Ergenekon Terör Örgütü üyesi olarak Hanefi Avcı ve Ahmet Şık’ın kitaplarını yazmak, yazımına katkı yapmak”saçmalığıyla tutuklandığımda avukatım Prof.Dr. Köksal Bayraktar’a, “Savcılık ifademde de söyledim; elbette kitap yazmak, katkı yapmak suç değil ama yazmak ya da katkım olması bir yana yayınlanacağından haberim bile olmadı. Ama siz iddianame çıkana kadar savunmamı üstlenmeyin, çünkü belki aksi bir delil ortaya çıkar. İddianame çıktıktan sonra ben sizin, bana atfedilen ‘suçu’ ya da kitap yazımına katkı gibi suç sayılmayacak ‘fiil’imi değil, MASUMİYETİMİ savunmanızı istiyorum” demiştim. Öyle de oldu...
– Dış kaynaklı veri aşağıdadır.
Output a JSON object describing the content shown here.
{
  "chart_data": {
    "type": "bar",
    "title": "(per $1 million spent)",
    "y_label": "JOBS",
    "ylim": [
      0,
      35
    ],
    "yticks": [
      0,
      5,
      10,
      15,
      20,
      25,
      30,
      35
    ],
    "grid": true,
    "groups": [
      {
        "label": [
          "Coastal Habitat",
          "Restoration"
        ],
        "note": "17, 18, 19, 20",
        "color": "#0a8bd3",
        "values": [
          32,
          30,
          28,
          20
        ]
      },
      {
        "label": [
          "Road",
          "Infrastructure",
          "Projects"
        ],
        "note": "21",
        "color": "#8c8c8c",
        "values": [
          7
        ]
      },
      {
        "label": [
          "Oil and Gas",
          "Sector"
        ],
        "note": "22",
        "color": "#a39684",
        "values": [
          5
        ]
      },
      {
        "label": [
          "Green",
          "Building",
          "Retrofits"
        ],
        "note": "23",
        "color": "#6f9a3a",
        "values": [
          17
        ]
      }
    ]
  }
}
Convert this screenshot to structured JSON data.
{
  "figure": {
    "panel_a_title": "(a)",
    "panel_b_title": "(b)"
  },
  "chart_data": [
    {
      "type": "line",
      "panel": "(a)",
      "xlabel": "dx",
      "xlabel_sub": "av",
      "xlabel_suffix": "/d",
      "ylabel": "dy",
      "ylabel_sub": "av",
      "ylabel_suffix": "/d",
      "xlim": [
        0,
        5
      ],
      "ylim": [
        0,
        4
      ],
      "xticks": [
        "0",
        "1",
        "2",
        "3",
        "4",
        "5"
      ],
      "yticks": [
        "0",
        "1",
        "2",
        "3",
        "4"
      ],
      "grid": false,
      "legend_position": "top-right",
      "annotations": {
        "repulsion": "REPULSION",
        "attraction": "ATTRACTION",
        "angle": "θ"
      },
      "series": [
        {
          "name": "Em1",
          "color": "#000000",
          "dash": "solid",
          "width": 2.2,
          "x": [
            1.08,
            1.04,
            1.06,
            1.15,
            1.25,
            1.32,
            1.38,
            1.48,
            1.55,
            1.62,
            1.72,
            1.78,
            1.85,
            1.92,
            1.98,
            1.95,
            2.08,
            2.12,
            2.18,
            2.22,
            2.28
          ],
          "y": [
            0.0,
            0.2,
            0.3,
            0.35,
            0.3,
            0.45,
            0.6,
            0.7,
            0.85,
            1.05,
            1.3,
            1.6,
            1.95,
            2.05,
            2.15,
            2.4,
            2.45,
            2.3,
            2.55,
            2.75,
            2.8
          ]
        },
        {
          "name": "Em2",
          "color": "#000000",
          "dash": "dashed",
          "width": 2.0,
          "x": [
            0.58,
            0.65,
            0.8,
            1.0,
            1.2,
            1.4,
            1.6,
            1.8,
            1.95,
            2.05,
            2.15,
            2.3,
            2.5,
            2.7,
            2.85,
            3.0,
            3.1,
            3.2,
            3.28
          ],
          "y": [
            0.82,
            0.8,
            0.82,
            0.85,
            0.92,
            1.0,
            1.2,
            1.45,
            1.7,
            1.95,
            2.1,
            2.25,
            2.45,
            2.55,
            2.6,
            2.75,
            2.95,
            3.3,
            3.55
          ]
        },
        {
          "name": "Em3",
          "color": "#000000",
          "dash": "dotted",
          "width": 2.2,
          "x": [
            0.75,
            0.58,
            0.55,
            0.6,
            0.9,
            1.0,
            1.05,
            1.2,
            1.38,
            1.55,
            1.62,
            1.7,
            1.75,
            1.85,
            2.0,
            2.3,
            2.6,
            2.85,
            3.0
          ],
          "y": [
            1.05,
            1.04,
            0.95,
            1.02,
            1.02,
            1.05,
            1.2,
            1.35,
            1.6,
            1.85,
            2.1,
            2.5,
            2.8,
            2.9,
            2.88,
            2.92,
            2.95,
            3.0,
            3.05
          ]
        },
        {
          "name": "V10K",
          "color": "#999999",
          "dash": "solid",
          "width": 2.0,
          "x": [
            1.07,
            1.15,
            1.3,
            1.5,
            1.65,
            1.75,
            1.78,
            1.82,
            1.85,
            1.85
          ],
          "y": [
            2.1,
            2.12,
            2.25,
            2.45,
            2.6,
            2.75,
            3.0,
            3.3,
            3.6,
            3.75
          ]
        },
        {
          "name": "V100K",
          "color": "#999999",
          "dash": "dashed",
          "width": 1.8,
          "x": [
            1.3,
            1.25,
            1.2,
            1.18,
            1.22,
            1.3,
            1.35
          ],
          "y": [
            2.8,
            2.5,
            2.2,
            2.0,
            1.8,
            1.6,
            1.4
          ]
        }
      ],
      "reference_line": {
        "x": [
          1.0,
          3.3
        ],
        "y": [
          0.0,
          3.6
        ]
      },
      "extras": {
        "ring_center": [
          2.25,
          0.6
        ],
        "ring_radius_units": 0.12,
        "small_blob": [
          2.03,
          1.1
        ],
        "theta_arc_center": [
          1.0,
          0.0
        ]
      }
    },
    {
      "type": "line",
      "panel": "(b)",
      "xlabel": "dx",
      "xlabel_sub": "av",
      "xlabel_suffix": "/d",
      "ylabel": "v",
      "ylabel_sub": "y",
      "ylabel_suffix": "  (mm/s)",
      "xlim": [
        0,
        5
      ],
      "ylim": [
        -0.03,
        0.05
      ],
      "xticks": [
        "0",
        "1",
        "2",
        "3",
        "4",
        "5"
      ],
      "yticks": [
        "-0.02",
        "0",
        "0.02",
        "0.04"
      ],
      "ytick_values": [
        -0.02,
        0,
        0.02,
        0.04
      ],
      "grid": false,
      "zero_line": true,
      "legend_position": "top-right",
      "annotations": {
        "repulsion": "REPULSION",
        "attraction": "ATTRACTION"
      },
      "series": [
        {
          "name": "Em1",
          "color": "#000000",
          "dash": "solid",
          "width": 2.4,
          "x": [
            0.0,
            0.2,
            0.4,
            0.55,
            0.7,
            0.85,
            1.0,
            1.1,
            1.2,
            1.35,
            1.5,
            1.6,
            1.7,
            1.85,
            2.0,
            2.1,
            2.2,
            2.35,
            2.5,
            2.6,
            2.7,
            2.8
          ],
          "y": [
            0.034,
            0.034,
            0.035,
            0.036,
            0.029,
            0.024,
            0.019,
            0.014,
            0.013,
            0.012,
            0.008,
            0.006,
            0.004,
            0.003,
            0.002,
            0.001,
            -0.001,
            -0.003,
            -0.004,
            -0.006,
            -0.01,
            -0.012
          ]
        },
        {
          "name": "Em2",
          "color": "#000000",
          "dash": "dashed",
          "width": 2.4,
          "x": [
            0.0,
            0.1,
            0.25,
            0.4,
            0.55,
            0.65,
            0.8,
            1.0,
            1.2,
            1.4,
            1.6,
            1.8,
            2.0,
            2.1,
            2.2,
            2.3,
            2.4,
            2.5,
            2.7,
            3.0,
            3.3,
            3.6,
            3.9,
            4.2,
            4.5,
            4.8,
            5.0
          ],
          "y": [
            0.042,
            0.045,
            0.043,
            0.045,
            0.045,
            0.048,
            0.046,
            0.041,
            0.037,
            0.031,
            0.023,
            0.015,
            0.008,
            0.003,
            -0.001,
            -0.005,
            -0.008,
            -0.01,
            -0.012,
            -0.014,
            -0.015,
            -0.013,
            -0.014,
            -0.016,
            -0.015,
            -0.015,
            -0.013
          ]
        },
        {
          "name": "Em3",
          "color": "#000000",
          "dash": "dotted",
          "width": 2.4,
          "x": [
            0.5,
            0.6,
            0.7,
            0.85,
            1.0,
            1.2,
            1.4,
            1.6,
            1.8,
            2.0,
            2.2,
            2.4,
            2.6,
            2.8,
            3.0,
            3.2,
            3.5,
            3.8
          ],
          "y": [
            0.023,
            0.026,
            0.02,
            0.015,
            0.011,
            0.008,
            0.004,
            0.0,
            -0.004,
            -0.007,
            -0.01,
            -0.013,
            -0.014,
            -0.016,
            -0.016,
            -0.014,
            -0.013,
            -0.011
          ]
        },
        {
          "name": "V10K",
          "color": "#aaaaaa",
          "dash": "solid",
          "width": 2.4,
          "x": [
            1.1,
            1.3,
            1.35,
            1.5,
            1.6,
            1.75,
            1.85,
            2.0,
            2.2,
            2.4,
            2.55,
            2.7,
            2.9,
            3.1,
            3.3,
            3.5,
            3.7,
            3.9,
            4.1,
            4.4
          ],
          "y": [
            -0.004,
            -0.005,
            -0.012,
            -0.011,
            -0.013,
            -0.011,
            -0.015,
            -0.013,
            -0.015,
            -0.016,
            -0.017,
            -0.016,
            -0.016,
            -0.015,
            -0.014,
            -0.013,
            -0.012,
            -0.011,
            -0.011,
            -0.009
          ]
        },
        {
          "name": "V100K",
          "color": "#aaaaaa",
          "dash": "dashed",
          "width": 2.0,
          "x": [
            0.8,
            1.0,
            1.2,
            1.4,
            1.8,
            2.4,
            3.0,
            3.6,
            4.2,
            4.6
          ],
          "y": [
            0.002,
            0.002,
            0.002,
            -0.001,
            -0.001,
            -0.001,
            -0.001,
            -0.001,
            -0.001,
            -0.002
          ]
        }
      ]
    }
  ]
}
Masumiyet, işte böyle bir güçtür.
Hakan Atilla, “AMERİKA HAKAN ATİLLA’YA KARŞI” (Doğan Kitap) kitabında; her ülke hakkında “hukuk üstünlüğü” raporları hazırlayan, onları eleştiren, hatta notlar verip listeler halinde yayınlayan Amerika Birleşik Devletleri’nde, hukukun baştan sona nasıl çürümüş olduğunu somut örnekleriyle anlatıyor.
Okurken mideniz bulanacak, içiniz sıkılacak, Hakan Atilla ve Halkbank üzerinden Türkiye’ye; Amerikan yargısı, CIA, FBI, MOSSAD ve FETÖ iş birliği ile kurulan kumpası göreceksiniz. Tüm bu komplonun, iddialar konusunda hiçbir sorumluluğu olmayan masum bir insan üzerinden nasıl bir hesaplaşmaya dönüştüğünü okuyup “Bu kadarı da olmaz” diyeceksiniz.